En blesser un
in Troisième regard, saison 2
Théâtrales jeunesse, 2020
14 / 144 pages
PERSONNAGES :
chœur adolescent
Soutiens à l’écriture
commande du collectif Troisième Bureau,
dans le cadre du festival Regards croisés, 2020

Meï retourne encours après avoir été l’initiatrice d’un mouvement de contestation lycéen. Son ami Tristan a perdu un œil, victime d’un tir policier. C’est aujourd’hui qu’il sort de l’hôpital et retrouve ses camarades.
En blesser un saisit la jeune fille au moment où surgissent les doutes, la culpabilité, le sens à donner à une lutte politique où sociale quand la violence est la seule réponse opposée par l’État.
Autour d’elle, un chœur accompagne la jeune fille dans sa prise de conscience et dans l’élaboration des décisions futures.
extrait
Tristan entre, un pansement sur un œil.
Tristan. – Salut.
Meï. – Salut.
Tristan. – Tu dis rien ?
Meï. – Je t’ai laissé des messages. J’ai jamais autant parlé à une machine.
Tristan. – J’ai pensé à toi, moi aussi.
Meï. – Tu les as écoutés ?
Tristan. – J’ai plus de portable. Plus le droit de sortir non plus. Mes parents viennent me chercher à la sortie.
Meï. – Tu regrettes ?
Tristan. – Ils regrettent, eux, tu crois ?
Meï. – Parce qu’il faut pas, Tristan. Il faut rien regretter. On est jamais sortis des lignes. C’est eux qui deviennent fous.
Tristan. – Des fois, je me concentre, j’essaye de me mettre à leur place.
Meï. – C’est à eux de regretter !
Tristan. – À la place de celui qui m’a regardé.
Meï. – Aux flics.
Tristan. – Parce qu’il m’a bien regardé avant d’appuyer sur la gâchette.
Meï. – C’est à lui de regretter.

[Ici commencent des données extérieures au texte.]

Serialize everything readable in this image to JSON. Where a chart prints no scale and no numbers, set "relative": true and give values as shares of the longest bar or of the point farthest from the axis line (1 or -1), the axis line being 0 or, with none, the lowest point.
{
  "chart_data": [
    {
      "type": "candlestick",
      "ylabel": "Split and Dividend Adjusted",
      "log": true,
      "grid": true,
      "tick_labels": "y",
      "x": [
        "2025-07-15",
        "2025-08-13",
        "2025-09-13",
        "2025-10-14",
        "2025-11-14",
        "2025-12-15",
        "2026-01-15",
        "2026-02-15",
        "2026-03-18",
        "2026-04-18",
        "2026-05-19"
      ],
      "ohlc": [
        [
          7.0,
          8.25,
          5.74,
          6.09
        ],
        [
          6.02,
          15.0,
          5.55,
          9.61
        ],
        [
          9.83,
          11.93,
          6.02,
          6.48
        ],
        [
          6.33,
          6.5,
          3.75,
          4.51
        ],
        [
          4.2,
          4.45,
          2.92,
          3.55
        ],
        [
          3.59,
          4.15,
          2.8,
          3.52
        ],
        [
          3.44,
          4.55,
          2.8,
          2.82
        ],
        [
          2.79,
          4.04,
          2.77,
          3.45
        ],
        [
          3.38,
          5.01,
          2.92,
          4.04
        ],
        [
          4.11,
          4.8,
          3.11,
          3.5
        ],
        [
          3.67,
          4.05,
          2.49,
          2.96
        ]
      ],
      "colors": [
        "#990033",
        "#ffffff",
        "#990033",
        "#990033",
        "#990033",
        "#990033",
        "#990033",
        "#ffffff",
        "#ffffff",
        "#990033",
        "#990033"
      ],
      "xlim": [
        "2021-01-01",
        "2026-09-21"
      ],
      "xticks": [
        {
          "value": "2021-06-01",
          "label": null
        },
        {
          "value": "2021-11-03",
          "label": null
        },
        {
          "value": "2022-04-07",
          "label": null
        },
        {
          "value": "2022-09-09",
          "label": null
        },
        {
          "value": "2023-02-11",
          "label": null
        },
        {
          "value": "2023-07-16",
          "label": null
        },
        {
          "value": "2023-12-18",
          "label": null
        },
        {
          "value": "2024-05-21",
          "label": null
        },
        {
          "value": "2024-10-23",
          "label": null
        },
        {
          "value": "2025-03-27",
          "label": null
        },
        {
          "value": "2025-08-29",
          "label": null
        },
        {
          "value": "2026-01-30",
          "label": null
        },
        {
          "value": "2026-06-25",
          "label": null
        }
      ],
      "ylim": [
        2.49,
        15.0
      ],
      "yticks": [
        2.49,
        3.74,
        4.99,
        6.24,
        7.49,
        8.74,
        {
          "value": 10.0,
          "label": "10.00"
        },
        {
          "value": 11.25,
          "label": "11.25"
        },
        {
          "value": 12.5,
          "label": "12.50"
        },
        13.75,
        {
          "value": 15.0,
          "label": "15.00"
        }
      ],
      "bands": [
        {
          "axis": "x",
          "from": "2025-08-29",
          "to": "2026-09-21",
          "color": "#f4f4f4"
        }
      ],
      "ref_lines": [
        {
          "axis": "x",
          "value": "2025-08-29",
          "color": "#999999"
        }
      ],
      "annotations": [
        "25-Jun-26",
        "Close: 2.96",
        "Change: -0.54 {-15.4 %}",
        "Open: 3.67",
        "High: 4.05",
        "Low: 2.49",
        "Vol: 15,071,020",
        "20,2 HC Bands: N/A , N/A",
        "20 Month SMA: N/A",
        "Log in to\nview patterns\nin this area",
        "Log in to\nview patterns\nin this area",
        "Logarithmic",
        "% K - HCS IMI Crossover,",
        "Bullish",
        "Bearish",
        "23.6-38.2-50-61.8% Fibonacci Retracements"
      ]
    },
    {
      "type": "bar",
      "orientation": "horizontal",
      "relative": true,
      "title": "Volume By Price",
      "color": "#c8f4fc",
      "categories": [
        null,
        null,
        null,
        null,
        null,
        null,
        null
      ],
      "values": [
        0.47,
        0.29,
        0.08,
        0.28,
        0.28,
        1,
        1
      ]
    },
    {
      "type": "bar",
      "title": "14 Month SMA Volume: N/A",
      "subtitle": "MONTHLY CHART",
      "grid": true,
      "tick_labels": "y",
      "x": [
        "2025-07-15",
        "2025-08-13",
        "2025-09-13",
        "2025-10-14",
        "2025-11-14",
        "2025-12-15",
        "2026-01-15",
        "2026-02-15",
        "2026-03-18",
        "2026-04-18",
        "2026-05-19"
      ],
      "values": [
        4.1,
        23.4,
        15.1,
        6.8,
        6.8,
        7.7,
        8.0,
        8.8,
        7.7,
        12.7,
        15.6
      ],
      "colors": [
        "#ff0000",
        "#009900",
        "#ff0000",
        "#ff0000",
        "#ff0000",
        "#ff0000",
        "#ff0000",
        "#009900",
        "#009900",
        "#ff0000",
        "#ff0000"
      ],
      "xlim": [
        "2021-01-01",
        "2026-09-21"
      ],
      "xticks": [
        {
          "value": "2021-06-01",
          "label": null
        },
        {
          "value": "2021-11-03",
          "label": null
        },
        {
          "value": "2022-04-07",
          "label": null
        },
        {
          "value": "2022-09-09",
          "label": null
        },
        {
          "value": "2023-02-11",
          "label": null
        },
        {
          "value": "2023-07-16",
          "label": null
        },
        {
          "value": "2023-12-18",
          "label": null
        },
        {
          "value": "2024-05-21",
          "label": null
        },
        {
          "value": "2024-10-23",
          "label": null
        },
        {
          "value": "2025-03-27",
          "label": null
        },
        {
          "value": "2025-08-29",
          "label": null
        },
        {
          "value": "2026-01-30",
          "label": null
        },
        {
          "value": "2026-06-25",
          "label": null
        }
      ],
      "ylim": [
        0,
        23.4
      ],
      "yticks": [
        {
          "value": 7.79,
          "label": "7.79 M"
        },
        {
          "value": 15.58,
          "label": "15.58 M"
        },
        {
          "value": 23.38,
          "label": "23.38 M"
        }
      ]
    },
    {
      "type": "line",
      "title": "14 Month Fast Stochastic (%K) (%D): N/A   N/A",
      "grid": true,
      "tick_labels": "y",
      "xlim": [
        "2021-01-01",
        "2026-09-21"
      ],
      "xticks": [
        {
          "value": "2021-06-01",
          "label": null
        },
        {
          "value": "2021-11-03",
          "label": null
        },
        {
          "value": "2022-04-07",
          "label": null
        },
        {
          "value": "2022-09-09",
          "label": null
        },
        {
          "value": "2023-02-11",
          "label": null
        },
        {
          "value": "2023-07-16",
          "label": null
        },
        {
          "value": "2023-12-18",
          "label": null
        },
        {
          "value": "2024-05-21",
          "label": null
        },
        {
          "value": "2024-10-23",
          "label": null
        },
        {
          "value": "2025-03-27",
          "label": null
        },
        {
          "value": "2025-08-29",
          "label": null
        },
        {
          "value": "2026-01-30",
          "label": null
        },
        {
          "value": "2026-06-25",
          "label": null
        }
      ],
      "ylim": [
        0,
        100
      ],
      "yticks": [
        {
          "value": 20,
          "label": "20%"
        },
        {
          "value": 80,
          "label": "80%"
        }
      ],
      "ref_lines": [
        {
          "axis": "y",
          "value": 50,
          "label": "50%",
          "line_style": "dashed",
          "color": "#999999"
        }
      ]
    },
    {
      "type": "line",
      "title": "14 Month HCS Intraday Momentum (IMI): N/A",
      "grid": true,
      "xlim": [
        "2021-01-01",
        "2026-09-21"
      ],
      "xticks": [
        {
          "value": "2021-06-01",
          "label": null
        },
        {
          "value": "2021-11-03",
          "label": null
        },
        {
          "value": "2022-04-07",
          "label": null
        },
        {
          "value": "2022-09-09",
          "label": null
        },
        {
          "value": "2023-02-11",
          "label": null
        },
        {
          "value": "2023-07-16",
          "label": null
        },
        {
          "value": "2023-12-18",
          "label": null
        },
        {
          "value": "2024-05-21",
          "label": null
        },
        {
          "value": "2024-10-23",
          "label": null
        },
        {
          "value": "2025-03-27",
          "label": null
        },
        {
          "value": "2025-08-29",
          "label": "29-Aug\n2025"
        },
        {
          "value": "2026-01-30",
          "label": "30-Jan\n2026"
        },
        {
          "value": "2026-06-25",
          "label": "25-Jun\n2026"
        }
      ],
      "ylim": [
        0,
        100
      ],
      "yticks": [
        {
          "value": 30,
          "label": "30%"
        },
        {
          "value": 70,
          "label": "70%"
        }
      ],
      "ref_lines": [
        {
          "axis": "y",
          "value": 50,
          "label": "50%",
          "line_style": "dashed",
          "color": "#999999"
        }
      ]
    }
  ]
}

Et puis au préfet. Aux ministres. Tous ces salauds qui se satisfont du monde qu’ils sont en train de fabriquer. Tu en veux, toi, tout d’un coup ?
Tristan. – T’as pas changé d’un pouce, toi.
Meï. – Me dis pas que ça t’a servi de leçon. Me dis pas que maintenant, t’es prêt pour l’abattage. Moi je suis toujours pas prête à entrer dans ce jeu-là. Si c’est la condition, je préfère pas grandir. De tout façon, il faudrait mieux jamais grandir si c’est pour finir en vieille conne.
Tristan. – Ça fait du bien de t’entendre, Meï !
Dans la presse

Dans ce nouveau recueil, nous découvrons huit pièces courtes accompagnées d’autant de « Lettres à moi, lycéen-ne (autobiographies décalées) » des autrices et auteurs qui ont participé à ce projet. Ces lettres, souvent émouvantes, éclairent les pièces d’une pointe de nostalgie sur le monde d’avant, celui d’une adolescence révolue. Huit voix énergiques pour dire la violence d’un amour, la blessure d’un ricanement, l’impossibilité de naître dans un monde en guerre… (…) Chaque texte est singulier : à nous de choisir parmi ces pièces chorales écrites pour être lues ou jouées, en classe ou sur scène.